“I believe a man does what he can until his destiny is revealed.” – The Last Samurai
As I approach my one year in Costa Rica and prepare to leave, I find myself reflecting on my journey. I’ve learned many things.
Why am I leaving? When I moved June 1, 2010 from Sarasota, Fla., my intent was to retire in Costa Rica. After all, it’s in the tropics, all the hype told of how cheap it is to live here, the fishing’s great, universal healthcare, there’s so much to do and, if that’s what tickles your fancy, there are young prostitutes everywhere.
Seriously. That last one is what seems to drive many of the expat males living here. But being able to pay very little for sex with girls one-third my age was not my motivation for moving to Costa Rica.

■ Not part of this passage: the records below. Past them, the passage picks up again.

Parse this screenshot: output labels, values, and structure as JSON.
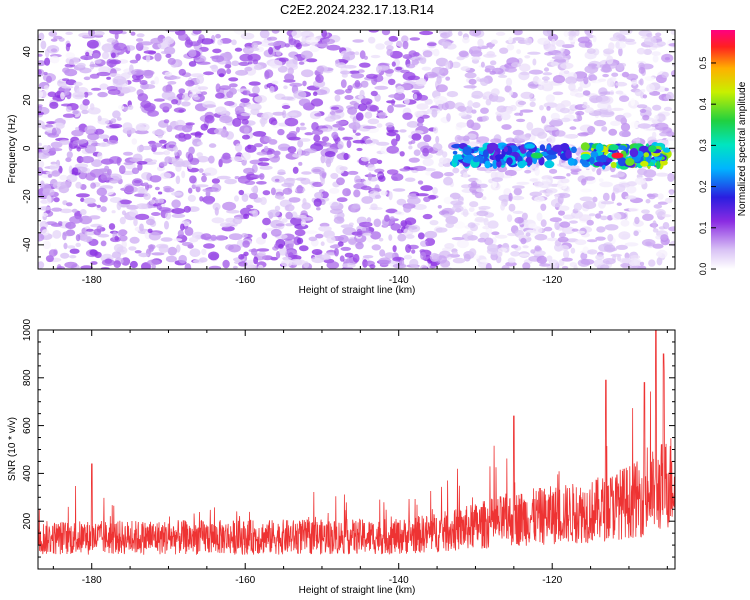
{
  "title": "C2E2.2024.232.17.13.R14",
  "chart_data": [
    {
      "type": "heatmap",
      "xlabel": "Height of straight line (km)",
      "ylabel": "Frequency (Hz)",
      "xlim": [
        -187,
        -104
      ],
      "ylim": [
        -50,
        49
      ],
      "x_ticks": [
        -180,
        -160,
        -140,
        -120
      ],
      "y_ticks": [
        -40,
        -20,
        0,
        20,
        40
      ],
      "colorbar": {
        "label": "Normalized spectral amplitude",
        "range": [
          0,
          0.58
        ],
        "ticks": [
          0.0,
          0.1,
          0.2,
          0.3,
          0.4,
          0.5
        ]
      },
      "noise_level": 0.1,
      "features": [
        {
          "x_range": [
            -133,
            -117
          ],
          "y_center": -3,
          "peak": 0.35
        },
        {
          "x_range": [
            -116,
            -105
          ],
          "y_center": -3,
          "peak": 0.55
        }
      ]
    },
    {
      "type": "line",
      "xlabel": "Height of straight line (km)",
      "ylabel": "SNR (10 * v/v)",
      "xlim": [
        -187,
        -104
      ],
      "ylim": [
        0,
        1000
      ],
      "x_ticks": [
        -180,
        -160,
        -140,
        -120
      ],
      "y_ticks": [
        200,
        400,
        600,
        800,
        1000
      ],
      "color": "#ee3333",
      "baseline": [
        [
          -187,
          130
        ],
        [
          -140,
          135
        ],
        [
          -133,
          160
        ],
        [
          -125,
          210
        ],
        [
          -115,
          240
        ],
        [
          -108,
          300
        ],
        [
          -104,
          380
        ]
      ],
      "peaks": [
        [
          -180,
          440
        ],
        [
          -125,
          640
        ],
        [
          -113,
          790
        ],
        [
          -108,
          780
        ],
        [
          -106.5,
          1000
        ],
        [
          -105.5,
          900
        ]
      ]
    }
  ]
}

What it finally came down to is boredom. Not that Costa Rica is necessarily boring but I needed more challenges. Exploring this country could have provided interesting experiences but turned out not to be an option – simply because of my limited Spanish skills and my lack of transportation. Even with a car, I would have been reluctant to travel the country alone without a better understanding of the language. I have poor linguistic skills.
Without a car, I could have ventured around by bus, but, again, knowing the language would have been very important. Without it, I could have put myself in dangerous situations.

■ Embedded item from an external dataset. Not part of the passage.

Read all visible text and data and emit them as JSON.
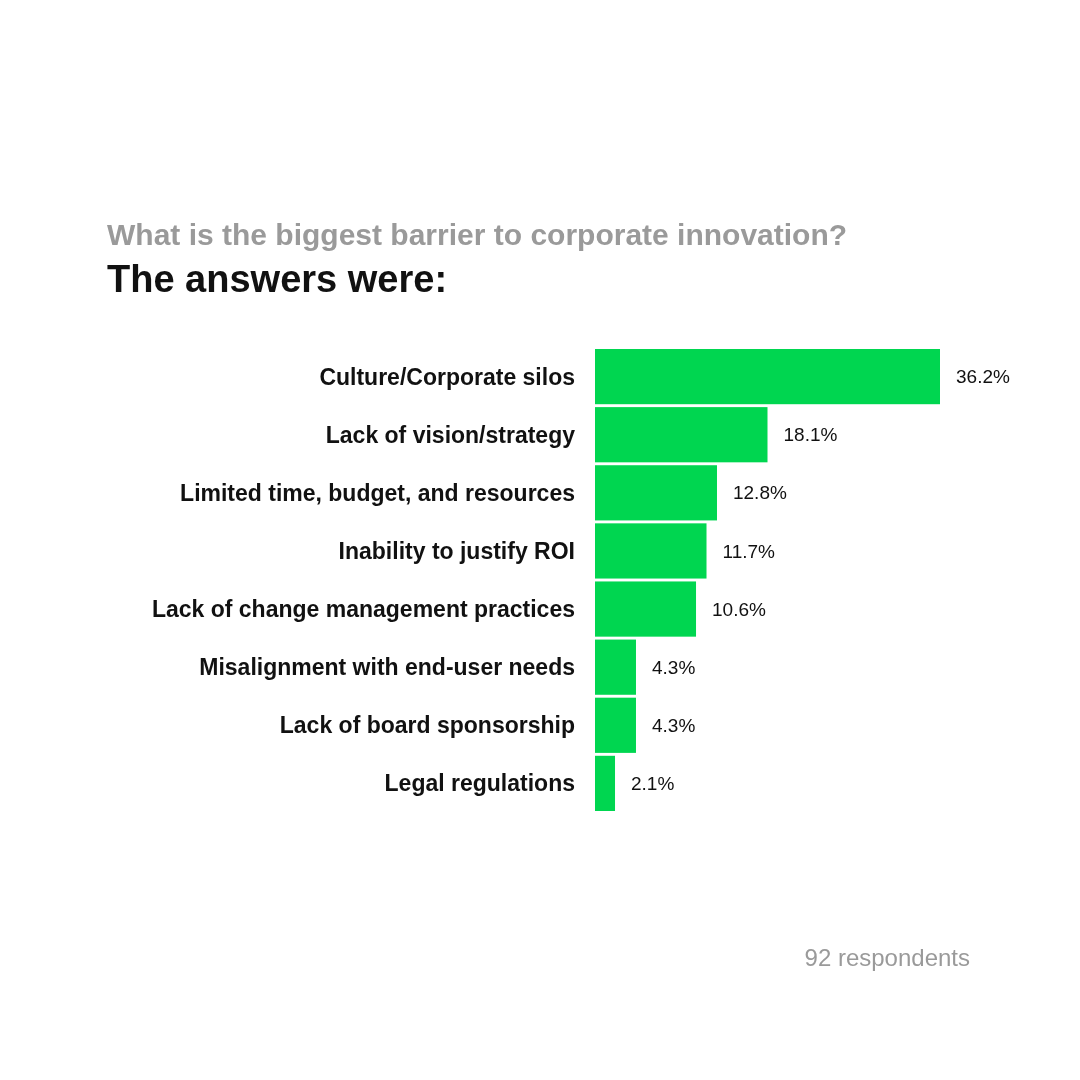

So I was basically stuck in one place, a relatively small town, Jaco, for the last 11 months of my stay (and the next two). Small towns get boring, even in the States, unless you know the locals and can carry on conversations with them. Get to know them. Again, the language problem.
As to the cost of living, I am able to live on my retirement check here simply because I gave up my car and because my rent/utilities are about 40% of what I paid in Florida. Otherwise, there is little difference in costs between Costa Rica and the U.S. Food costs about the same, same for clothes.
And we don’t even want to talk about the fishing. Suffice it to say that if you live in Jaco you better have a boat (and a car) in order to catch fish. I’m sure there are places in CR where you can successfully catch fish from the shoreline, but it ain’t Jaco. I did consider moving to the east coast in the Limon area, where fishing from shore is possible, but decided against it.
More deeply, however, my time here has allowed me to think about how I use the rest of my life – not how I retire. The one truth that has come out of this is that I really like to explore new countries, new cultures. And I’ve also learned that I’m addicted to writing. More on that later.
The fear and excitement I experienced in the first days of my journey, and in the weeks and months that followed cannot be duplicated. The ability to navigate in a foreign country for this long is satisfying, educational and redoable in other countries. I’ve learned that I want to repeat those experiences in a new country. Perhaps a new country every year.
As to the writing thing. Before relocating here, I had always “talked” about writing that one book. My mother, before she died after our 14 months knowing each other, was always trying to prod me into getting started. For some reason I found excuses not to. I told myself I did not have the skills.
I realize now that my job was probably the reason I didn’t write in my free time. My job as an editor, and publisher, required constant writing, not always for publication, but writing nonetheless – blogging, headline writing, promotional writing, reports, letters, etc. My brain was whipped by the end of the day and all I wanted was physical activity.
Since I’ve been in Costa Rica (re: retired), my writing outlets have been different. I started four new Web sites and this blog. I have also finally finished that long-planned book and have started on a second one.
I’m finding that my writing skills from work are indeed transferable to fiction writing. I’ve found that I really need to write something every day, even if it’s just a blog entry like this one, in order to be satisfied. (Actually, I’m trying to give my brain a creative break from the book writing.) And there’s no rush, either.
So, I will be leaving Costa Rica at the end of July after 14 months here. When I arrived, I wasn’t sure if I would be here the rest of my life or would bail after a few tough weeks. Neither was the case. Instead, I found a passion to pursue – actually two passions.
My next home should be equally as interesting – and challenging.